Castro 'laments' dissident death

**Cuba’s leader Raul Castro “laments” the death of a detained activist who had been on hunger strike for nearly three months, its foreign ministry says.**It marks a rare expression of sorrow by the country’s leadership, often rebuked over its human rights record.

Orlando Zapata Tamayo died in hospital in Havana on Tuesday, 85 days after he began refusing food, sparking criticism of Havana from the US and EU countries.

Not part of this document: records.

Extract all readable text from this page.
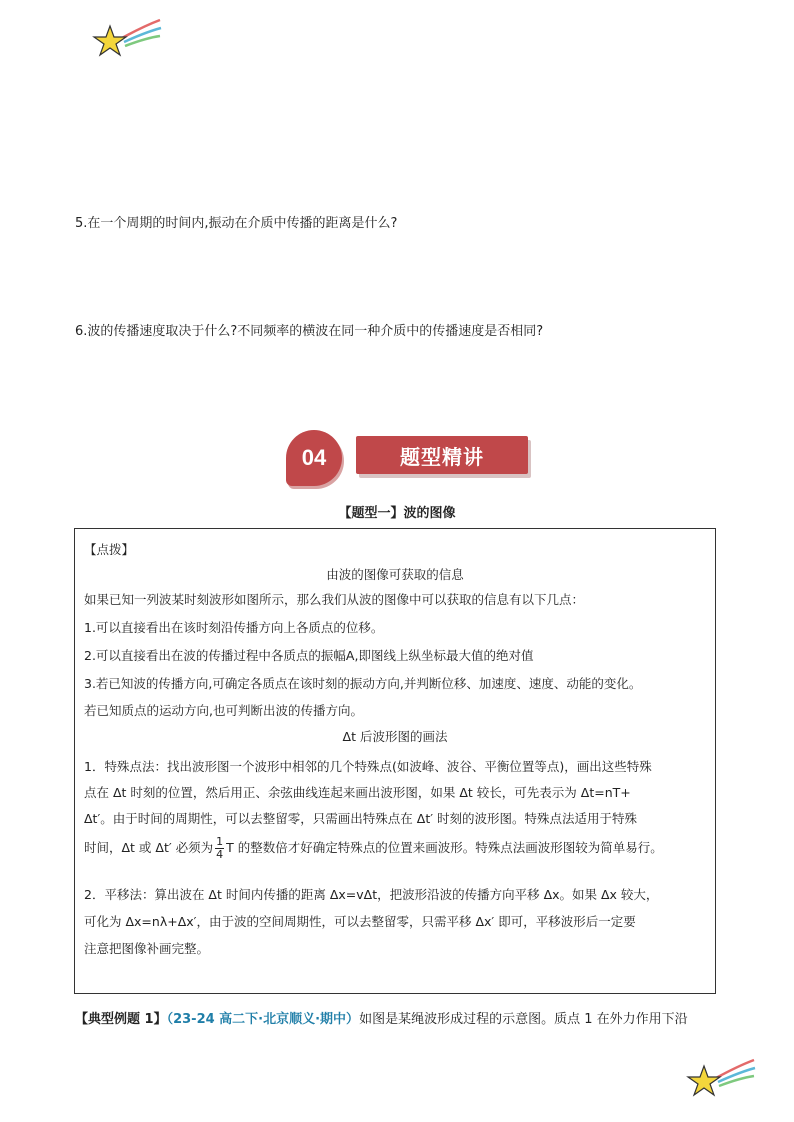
5.在一个周期的时间内,振动在介质中传播的距离是什么?
6.波的传播速度取决于什么?不同频率的横波在同一种介质中的传播速度是否相同?
04	题型精讲
【题型一】波的图像
【点拨】
由波的图像可获取的信息
如果已知一列波某时刻波形如图所示，那么我们从波的图像中可以获取的信息有以下几点：
1.可以直接看出在该时刻沿传播方向上各质点的位移。
2.可以直接看出在波的传播过程中各质点的振幅A,即图线上纵坐标最大值的绝对值
3.若已知波的传播方向,可确定各质点在该时刻的振动方向,并判断位移、加速度、速度、动能的变化。
若已知质点的运动方向,也可判断出波的传播方向。
Δt 后波形图的画法
1．特殊点法：找出波形图一个波形中相邻的几个特殊点(如波峰、波谷、平衡位置等点)，画出这些特殊
点在 Δt 时刻的位置，然后用正、余弦曲线连起来画出波形图，如果 Δt 较长，可先表示为 Δt=nT+
Δt′。由于时间的周期性，可以去整留零，只需画出特殊点在 Δt′ 时刻的波形图。特殊点法适用于特殊
时间，Δt 或 Δt′ 必须为 $\frac{1}{4}$ T 的整数倍才好确定特殊点的位置来画波形。特殊点法画波形图较为简单易行。
2．平移法：算出波在 Δt 时间内传播的距离 Δx=vΔt，把波形沿波的传播方向平移 Δx。如果 Δx 较大，
可化为 Δx=nλ+Δx′，由于波的空间周期性，可以去整留零，只需平移 Δx′ 即可，平移波形后一定要
注意把图像补画完整。
【典型例题 1】（23-24 高二下·北京顺义·期中）如图是某绳波形成过程的示意图。质点 1 在外力作用下沿
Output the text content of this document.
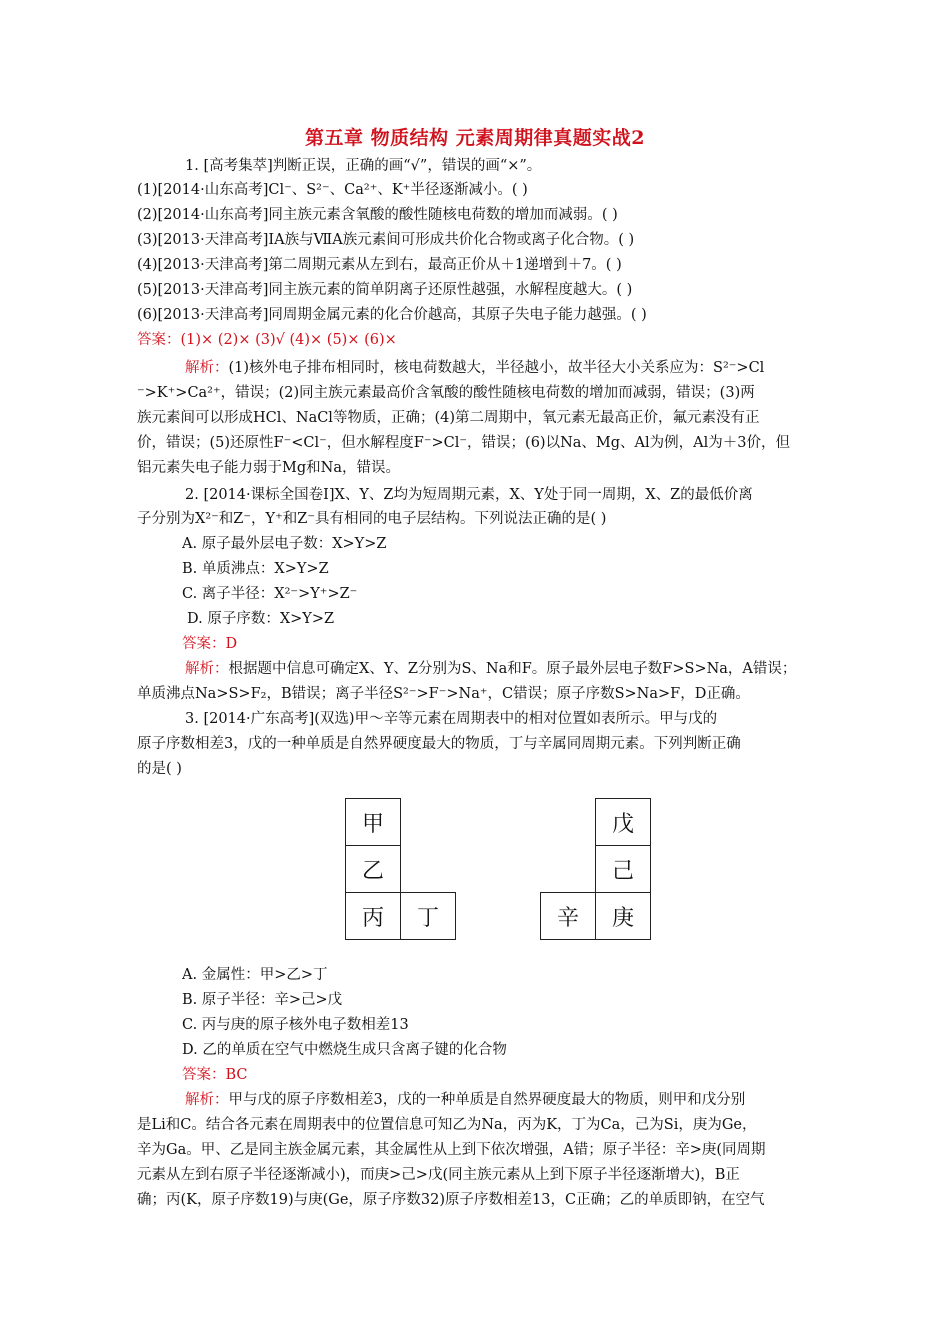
第五章 物质结构 元素周期律真题实战2
1. [高考集萃]判断正误，正确的画“√”，错误的画“×”。
(1)[2014·山东高考]Cl⁻、S²⁻、Ca²⁺、K⁺半径逐渐减小。( )
(2)[2014·山东高考]同主族元素含氧酸的酸性随核电荷数的增加而减弱。( )
(3)[2013·天津高考]ⅠA族与ⅦA族元素间可形成共价化合物或离子化合物。( )
(4)[2013·天津高考]第二周期元素从左到右，最高正价从＋1递增到＋7。( )
(5)[2013·天津高考]同主族元素的简单阴离子还原性越强，水解程度越大。( )
(6)[2013·天津高考]同周期金属元素的化合价越高，其原子失电子能力越强。( )
答案：(1)× (2)× (3)√ (4)× (5)× (6)×
解析：(1)核外电子排布相同时，核电荷数越大，半径越小，故半径大小关系应为：S²⁻>Cl
⁻>K⁺>Ca²⁺，错误；(2)同主族元素最高价含氧酸的酸性随核电荷数的增加而减弱，错误；(3)两
族元素间可以形成HCl、NaCl等物质，正确；(4)第二周期中，氧元素无最高正价，氟元素没有正
价，错误；(5)还原性F⁻<Cl⁻，但水解程度F⁻>Cl⁻，错误；(6)以Na、Mg、Al为例，Al为＋3价，但
铝元素失电子能力弱于Mg和Na，错误。
2. [2014·课标全国卷Ⅰ]X、Y、Z均为短周期元素，X、Y处于同一周期，X、Z的最低价离
子分别为X²⁻和Z⁻，Y⁺和Z⁻具有相同的电子层结构。下列说法正确的是( )
A. 原子最外层电子数：X>Y>Z
B. 单质沸点：X>Y>Z
C. 离子半径：X²⁻>Y⁺>Z⁻
D. 原子序数：X>Y>Z
答案：D
解析：根据题中信息可确定X、Y、Z分别为S、Na和F。原子最外层电子数F>S>Na，A错误；
单质沸点Na>S>F₂，B错误；离子半径S²⁻>F⁻>Na⁺，C错误；原子序数S>Na>F，D正确。
3. [2014·广东高考](双选)甲～辛等元素在周期表中的相对位置如表所示。甲与戊的
原子序数相差3，戊的一种单质是自然界硬度最大的物质，丁与辛属同周期元素。下列判断正确
的是( )
甲
乙
丙	丁
戊
己
辛	庚
A. 金属性：甲>乙>丁
B. 原子半径：辛>己>戊
C. 丙与庚的原子核外电子数相差13
D. 乙的单质在空气中燃烧生成只含离子键的化合物
答案：BC
解析：甲与戊的原子序数相差3，戊的一种单质是自然界硬度最大的物质，则甲和戊分别
是Li和C。结合各元素在周期表中的位置信息可知乙为Na，丙为K，丁为Ca，己为Si，庚为Ge，
辛为Ga。甲、乙是同主族金属元素，其金属性从上到下依次增强，A错；原子半径：辛>庚(同周期
元素从左到右原子半径逐渐减小)，而庚>己>戊(同主族元素从上到下原子半径逐渐增大)，B正
确；丙(K，原子序数19)与庚(Ge，原子序数32)原子序数相差13，C正确；乙的单质即钠，在空气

The 42-year-old was arrested in 2003 in an crackdown on opposition activists.

But the Cuban president said neither Mr Tamayo nor anyone else on the island had been tortured.

Mr Zapata, who was declared a “prisoner of conscience” by Amnesty International, had been refusing food in protest at jail conditions and died in the capital’s Hermanos Ameijeiras hospital.

Release call

The international community has expressed deep regret at his death.

US state department spokesman Philip Crowley said Mr Zapata’s death “highlights the injustice of Cuba’s holding more than 200 political prisoners who should now be released without delay”.

The EU Commission offered its condolences to his family and said the issue of Cuba’s political prisoners would remain a “key priority for the EU”.

Mr Zapata’s death marks the first time in nearly 40 years that a Cuban activist has starved himself to death in protest at government abuses.

The last political prisoner to die on hunger strike in Cuba was Pedro Luis Boitel, a poet and student leader, in 1972.

Mr Zapata’s mother, Reina Luisa Tamayo, has said she believes her son to have been “murdered” by Cuba’s authorities.

“They managed to do what they wanted,” she told the Miami newspaper El Nuevo Herald. "They ended the life of a fighter for human rights.‘’

Mr Zapata was among a group of some 75 dissidents jailed by the authorities in 2003.

He was initially sentenced to three years in prison, but this was increased to 25 years in subsequent trials after he was charged with disobedience and disorder in a penal establishment, Amnesty says.

Cuba says prisoners of conscience are mercenaries sympathetic to the United States.